Additionally, it should be obvious that the chunks must arrive at the same server for them to get reassembled, else the message will be discarded instantly. So using round robin or similar load balancing will not work.

Knowing how the mechanism for sending individual packets works, I decided to write a simple lambda function that would query DNS many times and return statistics of these queries.

dns_check.py
import json
import os
import socket

def lambda_handler(event, context):
    ips = {}

    for _ in range(0, 5000):
        addr = socket.gethostbyname(os.environ['NLB_PATH'])
        ips.update({addr: ips.get(addr, 0) + 1})

    return {
        'statusCode': 200,
        'body': json.dumps(ips)
    }

Another surprise (and if you think about it, it should be obvious) was the fact that Amazon's internal cloud DNS servers do not cache results and each subsequent query returns a different IP address. When querying the DNS server several thousand times in a row, the results are distributed perfectly between all currently available IP addresses.

dns_check_output.json
1
2
3
4
{
  "statusCode": 200,
  "body": "{\"10.0.1.1\": 1668, \"10.0.2.1\": 1666, \"10.0.3.1\": 1666}"
}

Wait. Why doesn't sticky sessions work?

The answer to this question is very simple. It does work, but we haven't used it. Why? According to AWS documentation UDP packets are routed to the same target based on the protocol type and the source and destination values.

UDP session stickiness

For UDP traffic, the load balancer selects a target using a flow hash algorithm based on the protocol, source IP address, source port, destination IP address, and destination port. A UDP flow has the same source and destination, so it is consistently routed to a single target throughout its lifetime. Different UDP flows have different source IP addresses and ports, so they can be routed to different targets.

In our case, when sending each chunk of the message, the library asked the DNS server for the IP address of the load balancer, and according to the assumptions, it sent a different address each time to evenly distribute the traffic.
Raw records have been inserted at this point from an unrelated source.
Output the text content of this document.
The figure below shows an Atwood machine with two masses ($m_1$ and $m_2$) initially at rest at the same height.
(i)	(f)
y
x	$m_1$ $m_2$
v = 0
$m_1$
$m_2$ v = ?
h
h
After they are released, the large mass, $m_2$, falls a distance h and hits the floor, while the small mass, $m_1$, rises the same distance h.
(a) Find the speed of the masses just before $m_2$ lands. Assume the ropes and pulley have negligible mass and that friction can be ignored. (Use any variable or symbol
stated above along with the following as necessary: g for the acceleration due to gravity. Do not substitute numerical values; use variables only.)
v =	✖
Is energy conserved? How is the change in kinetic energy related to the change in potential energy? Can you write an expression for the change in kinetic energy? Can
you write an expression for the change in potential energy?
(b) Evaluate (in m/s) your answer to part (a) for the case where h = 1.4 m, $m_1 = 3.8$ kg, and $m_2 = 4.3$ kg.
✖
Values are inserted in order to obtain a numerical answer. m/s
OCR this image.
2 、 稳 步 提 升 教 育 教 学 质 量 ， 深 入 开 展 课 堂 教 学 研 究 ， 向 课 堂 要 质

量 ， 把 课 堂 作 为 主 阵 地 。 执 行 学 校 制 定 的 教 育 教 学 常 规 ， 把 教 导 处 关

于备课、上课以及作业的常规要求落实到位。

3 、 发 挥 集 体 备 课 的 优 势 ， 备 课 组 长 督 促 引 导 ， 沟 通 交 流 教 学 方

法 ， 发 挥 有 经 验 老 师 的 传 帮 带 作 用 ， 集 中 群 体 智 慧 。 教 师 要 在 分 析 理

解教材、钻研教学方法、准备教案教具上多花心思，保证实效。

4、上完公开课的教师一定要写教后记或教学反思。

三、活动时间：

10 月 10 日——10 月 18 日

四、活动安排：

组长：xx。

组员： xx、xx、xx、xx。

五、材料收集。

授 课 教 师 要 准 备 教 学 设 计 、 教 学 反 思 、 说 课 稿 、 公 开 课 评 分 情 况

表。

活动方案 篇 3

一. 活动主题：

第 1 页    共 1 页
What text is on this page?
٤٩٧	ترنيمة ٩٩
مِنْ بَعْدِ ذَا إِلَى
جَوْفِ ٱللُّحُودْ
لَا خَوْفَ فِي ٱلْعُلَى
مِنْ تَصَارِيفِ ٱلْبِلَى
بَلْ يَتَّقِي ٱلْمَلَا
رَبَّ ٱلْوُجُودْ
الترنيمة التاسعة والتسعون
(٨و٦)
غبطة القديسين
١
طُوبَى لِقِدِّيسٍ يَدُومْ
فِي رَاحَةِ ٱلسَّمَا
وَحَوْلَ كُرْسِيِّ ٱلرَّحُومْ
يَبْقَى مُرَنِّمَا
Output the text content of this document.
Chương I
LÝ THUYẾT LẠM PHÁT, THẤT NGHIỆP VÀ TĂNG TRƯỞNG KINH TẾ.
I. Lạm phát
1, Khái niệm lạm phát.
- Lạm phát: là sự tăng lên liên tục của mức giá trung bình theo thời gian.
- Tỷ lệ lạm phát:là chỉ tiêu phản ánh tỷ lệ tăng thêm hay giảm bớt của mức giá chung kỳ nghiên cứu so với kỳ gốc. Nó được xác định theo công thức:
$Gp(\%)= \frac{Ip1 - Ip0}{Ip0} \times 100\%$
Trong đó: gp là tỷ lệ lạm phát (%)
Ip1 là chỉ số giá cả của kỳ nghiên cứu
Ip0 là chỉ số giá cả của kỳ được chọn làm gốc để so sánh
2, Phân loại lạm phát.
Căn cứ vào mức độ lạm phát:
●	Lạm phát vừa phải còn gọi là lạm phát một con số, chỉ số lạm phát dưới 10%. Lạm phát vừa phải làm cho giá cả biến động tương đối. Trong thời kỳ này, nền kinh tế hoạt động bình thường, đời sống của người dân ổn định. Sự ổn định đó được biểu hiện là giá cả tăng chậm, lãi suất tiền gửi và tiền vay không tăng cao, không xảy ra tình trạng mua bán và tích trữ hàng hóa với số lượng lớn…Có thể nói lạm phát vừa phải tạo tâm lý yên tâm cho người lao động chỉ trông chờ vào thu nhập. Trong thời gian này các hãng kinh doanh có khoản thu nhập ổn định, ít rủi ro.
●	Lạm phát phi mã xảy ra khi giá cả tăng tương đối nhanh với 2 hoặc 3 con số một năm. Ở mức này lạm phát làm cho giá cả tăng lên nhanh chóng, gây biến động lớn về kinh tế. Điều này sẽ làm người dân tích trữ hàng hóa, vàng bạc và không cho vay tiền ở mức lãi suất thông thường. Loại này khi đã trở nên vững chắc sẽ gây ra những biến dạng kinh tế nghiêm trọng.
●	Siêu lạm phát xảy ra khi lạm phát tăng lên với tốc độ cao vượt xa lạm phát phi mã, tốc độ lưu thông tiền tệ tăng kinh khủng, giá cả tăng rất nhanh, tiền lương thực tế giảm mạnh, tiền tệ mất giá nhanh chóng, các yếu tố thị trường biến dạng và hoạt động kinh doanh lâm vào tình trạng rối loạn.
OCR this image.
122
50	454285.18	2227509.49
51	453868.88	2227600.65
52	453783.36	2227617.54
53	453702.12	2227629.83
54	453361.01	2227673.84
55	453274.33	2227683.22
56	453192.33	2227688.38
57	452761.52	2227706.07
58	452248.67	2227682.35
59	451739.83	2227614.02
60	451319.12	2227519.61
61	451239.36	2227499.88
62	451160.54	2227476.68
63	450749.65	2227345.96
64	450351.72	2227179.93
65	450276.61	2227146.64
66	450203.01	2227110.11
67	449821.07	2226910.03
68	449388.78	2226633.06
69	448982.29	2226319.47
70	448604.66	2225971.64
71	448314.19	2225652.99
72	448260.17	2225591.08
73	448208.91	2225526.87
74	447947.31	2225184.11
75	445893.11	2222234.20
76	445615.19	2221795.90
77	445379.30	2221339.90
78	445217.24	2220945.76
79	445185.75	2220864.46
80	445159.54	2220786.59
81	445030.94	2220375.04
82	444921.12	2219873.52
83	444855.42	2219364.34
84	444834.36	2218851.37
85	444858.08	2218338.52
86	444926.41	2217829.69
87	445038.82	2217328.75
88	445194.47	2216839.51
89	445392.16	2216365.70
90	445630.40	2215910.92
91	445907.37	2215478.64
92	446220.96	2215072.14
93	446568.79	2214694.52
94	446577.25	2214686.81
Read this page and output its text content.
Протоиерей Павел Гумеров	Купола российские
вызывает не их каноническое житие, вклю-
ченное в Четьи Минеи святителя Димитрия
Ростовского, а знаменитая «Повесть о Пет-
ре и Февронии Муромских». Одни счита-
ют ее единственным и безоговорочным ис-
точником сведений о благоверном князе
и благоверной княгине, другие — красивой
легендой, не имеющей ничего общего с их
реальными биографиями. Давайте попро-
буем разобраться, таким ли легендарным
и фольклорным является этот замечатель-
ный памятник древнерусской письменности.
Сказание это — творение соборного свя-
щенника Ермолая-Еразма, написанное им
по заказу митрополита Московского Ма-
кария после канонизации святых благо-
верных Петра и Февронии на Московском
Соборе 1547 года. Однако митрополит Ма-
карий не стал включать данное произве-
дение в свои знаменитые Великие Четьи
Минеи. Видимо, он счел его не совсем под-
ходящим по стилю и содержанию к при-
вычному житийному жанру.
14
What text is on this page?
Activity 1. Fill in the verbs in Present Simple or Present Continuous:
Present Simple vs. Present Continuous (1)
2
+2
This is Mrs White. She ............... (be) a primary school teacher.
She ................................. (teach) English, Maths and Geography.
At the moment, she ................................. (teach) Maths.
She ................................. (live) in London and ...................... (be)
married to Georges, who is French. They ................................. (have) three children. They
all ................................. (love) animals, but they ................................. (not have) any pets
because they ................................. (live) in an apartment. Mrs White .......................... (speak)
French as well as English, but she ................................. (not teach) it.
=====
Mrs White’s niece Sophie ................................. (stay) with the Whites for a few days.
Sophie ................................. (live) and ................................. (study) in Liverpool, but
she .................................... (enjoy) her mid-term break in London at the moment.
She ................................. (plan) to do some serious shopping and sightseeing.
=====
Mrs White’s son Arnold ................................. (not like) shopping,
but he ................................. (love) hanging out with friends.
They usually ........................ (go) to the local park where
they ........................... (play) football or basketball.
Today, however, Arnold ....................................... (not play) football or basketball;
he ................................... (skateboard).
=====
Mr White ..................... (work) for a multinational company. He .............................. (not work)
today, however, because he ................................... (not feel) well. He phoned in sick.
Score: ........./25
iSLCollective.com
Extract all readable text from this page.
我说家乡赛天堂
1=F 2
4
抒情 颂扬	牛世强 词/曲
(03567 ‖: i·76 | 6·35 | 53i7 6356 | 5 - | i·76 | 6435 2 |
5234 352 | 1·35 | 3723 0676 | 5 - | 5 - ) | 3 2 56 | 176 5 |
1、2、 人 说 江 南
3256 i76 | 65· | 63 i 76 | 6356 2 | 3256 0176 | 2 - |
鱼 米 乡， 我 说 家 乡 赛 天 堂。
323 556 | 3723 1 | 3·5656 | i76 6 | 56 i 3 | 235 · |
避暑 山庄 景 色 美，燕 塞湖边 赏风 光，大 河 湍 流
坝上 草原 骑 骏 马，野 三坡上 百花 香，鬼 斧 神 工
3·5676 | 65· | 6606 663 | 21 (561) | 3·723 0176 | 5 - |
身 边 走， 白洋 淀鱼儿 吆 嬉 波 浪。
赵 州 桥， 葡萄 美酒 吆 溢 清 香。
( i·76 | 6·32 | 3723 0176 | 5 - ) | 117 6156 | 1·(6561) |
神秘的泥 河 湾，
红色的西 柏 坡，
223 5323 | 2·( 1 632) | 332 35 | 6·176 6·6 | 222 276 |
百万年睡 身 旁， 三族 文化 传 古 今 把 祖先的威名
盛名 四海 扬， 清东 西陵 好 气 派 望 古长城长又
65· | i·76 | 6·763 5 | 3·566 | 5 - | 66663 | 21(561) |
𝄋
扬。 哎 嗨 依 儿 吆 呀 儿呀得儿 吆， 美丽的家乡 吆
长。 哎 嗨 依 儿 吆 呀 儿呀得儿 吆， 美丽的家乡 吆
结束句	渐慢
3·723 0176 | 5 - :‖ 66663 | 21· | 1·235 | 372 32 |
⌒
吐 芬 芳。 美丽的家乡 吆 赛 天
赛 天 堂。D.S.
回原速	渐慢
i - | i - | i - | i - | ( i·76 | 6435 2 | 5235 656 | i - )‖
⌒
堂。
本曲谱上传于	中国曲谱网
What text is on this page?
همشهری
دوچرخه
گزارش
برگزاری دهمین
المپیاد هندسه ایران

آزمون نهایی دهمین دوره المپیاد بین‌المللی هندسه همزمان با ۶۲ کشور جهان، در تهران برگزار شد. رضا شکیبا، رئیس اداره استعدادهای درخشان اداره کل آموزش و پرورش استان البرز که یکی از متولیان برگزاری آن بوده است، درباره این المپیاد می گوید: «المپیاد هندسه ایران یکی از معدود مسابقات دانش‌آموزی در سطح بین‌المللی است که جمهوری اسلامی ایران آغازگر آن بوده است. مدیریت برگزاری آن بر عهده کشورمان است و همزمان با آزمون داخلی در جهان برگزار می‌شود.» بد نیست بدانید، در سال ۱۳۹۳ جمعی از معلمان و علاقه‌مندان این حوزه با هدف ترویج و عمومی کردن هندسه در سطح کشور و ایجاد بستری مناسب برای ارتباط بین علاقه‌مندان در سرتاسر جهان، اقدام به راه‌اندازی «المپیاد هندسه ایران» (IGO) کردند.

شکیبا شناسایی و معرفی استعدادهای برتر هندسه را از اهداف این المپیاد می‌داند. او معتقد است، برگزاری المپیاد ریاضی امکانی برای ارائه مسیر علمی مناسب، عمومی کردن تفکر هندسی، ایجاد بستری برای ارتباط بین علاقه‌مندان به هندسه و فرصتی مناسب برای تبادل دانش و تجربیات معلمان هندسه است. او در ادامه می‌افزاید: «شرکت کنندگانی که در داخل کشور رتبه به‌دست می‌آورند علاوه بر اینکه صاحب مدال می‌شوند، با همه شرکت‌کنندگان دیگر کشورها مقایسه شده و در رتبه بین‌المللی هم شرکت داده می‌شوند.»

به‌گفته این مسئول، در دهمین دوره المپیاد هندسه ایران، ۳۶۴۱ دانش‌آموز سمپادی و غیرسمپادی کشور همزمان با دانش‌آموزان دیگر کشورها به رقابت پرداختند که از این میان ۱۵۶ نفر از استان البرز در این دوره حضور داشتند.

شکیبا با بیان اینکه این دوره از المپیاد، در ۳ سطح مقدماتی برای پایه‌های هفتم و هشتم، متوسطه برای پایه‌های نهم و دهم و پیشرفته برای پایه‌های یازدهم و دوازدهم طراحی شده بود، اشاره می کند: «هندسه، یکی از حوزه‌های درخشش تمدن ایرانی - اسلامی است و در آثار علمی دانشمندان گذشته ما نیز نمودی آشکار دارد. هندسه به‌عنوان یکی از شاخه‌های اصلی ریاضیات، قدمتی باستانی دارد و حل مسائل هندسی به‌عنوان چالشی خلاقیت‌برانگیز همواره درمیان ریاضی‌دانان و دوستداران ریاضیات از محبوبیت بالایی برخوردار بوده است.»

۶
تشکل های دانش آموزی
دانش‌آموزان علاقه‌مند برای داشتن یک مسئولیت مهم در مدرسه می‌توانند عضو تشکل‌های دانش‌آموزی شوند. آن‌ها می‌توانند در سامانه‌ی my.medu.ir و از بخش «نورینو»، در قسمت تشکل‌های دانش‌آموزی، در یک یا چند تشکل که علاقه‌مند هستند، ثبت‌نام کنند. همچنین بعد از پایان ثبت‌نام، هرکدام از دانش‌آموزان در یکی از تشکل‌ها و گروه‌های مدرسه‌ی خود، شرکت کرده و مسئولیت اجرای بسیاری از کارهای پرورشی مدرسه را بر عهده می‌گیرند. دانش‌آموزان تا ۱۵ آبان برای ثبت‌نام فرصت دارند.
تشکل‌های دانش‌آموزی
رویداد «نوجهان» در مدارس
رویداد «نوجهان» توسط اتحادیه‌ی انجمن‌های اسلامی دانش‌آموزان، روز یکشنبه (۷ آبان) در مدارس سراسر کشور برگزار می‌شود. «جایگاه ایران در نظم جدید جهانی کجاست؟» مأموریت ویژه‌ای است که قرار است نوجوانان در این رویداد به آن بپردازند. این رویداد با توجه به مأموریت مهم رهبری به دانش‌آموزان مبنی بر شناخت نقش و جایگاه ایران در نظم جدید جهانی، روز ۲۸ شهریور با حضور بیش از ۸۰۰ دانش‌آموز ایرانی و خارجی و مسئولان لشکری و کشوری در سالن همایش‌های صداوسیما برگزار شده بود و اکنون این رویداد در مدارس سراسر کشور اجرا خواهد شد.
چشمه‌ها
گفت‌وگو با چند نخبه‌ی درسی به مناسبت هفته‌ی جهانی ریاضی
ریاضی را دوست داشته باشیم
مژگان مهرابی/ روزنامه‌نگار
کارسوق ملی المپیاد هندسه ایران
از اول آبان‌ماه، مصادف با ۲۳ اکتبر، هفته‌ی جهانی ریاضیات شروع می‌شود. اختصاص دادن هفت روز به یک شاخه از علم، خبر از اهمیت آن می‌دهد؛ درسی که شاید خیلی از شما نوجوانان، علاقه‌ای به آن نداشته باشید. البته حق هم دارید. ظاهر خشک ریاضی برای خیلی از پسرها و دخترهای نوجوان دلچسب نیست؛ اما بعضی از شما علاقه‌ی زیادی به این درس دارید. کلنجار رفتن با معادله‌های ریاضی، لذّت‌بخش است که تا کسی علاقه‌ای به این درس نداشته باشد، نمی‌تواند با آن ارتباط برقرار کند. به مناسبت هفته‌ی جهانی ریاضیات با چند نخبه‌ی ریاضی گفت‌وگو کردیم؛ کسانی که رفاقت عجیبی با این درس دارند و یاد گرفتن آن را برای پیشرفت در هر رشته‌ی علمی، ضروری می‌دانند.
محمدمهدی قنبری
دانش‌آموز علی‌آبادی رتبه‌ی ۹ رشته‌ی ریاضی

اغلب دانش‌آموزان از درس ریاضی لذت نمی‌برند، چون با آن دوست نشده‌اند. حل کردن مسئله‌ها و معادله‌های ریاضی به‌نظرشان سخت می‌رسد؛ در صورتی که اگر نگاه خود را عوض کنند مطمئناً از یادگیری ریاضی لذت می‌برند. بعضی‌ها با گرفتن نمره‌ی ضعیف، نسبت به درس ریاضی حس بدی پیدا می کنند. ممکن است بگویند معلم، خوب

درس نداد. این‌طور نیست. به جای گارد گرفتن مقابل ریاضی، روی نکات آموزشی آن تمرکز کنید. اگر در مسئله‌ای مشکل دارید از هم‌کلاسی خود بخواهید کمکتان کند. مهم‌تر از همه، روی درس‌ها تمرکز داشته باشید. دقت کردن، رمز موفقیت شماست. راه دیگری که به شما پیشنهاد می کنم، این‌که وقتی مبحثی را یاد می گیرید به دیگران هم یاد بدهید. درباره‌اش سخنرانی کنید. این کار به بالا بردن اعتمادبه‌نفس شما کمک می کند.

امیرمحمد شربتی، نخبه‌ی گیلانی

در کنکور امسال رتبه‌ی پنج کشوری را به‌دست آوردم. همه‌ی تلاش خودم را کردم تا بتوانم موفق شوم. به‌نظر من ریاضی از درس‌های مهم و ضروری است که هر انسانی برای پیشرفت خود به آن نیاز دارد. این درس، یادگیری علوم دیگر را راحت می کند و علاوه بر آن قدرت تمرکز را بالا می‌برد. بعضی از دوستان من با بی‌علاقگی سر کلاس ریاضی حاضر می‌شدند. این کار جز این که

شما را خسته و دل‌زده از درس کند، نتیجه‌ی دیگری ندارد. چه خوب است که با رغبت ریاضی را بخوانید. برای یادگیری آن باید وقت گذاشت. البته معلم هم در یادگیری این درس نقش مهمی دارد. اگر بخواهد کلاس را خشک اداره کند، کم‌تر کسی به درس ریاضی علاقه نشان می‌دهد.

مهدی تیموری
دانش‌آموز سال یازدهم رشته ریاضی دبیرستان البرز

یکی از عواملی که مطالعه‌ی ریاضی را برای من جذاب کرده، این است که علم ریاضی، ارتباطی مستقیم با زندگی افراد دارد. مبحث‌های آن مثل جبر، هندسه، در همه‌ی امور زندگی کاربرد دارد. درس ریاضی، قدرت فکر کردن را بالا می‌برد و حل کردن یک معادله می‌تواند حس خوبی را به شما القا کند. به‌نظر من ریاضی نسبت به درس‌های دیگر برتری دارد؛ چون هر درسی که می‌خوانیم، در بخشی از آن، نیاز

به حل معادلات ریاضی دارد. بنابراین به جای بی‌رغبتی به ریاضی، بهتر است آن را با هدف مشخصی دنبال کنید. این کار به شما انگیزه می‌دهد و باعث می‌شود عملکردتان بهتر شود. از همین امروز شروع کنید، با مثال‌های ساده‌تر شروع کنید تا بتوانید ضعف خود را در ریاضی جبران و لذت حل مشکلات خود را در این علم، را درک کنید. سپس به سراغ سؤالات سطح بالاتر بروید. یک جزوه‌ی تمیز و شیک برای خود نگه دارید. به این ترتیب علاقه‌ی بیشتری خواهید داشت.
The load balancer, receiving packets from the same source but sent to a different destination, did not qualify them as a single session and directed the traffic to a different node each time. After sending all the message chunks, they were in the buffers of different nodes and none of them was able to aggregate them into the original message.

After 5 seconds, all chunks of the message were abandoned as incomplete and the log record was irretrievably lost.

How to fix it?

There is no single solution to this problem, but we decided to perform several smaller operations that will work for a short time before the target solution is implemented.

Changes in load balancer (instant change)

We decided to use the Availability Zone DNS affinity option, which causes the preferred resolved address for the DNS client to be the one in its Availability Zone. This way, each chunk of the message will be sent to the same node. Unfortunately, we will lose the ability to evenly distribute traffic because all lambdas launched in a given zone will always use the node in the same zone they are in. The benefit is immediate recovery for all applications without any changes to the code.

Changes to the application initialization code (short term workaround)

The next step was to implement a fix by the development teams to the lambda function initialization code to resolve the load balancer address before configuration and restore the load balancer settings to the default configuration. In this way, we improved the reliability of the load balancer itself and improved traffic distribution between cluster nodes. The IP address was not dependent on the zone in which the application was started and was static only for the lifetime of a single lambda function.

Library improvement and logging flow changes (long term solution)

The final step will be to improve the library so that address resolution does not occur at the level of a chunk but the whole message and perhaps change the approach to logging. In this way we will return to the initial configuration where we do not have to remember to properly prepare the configuration for the library and maintain a separate version for correct operation.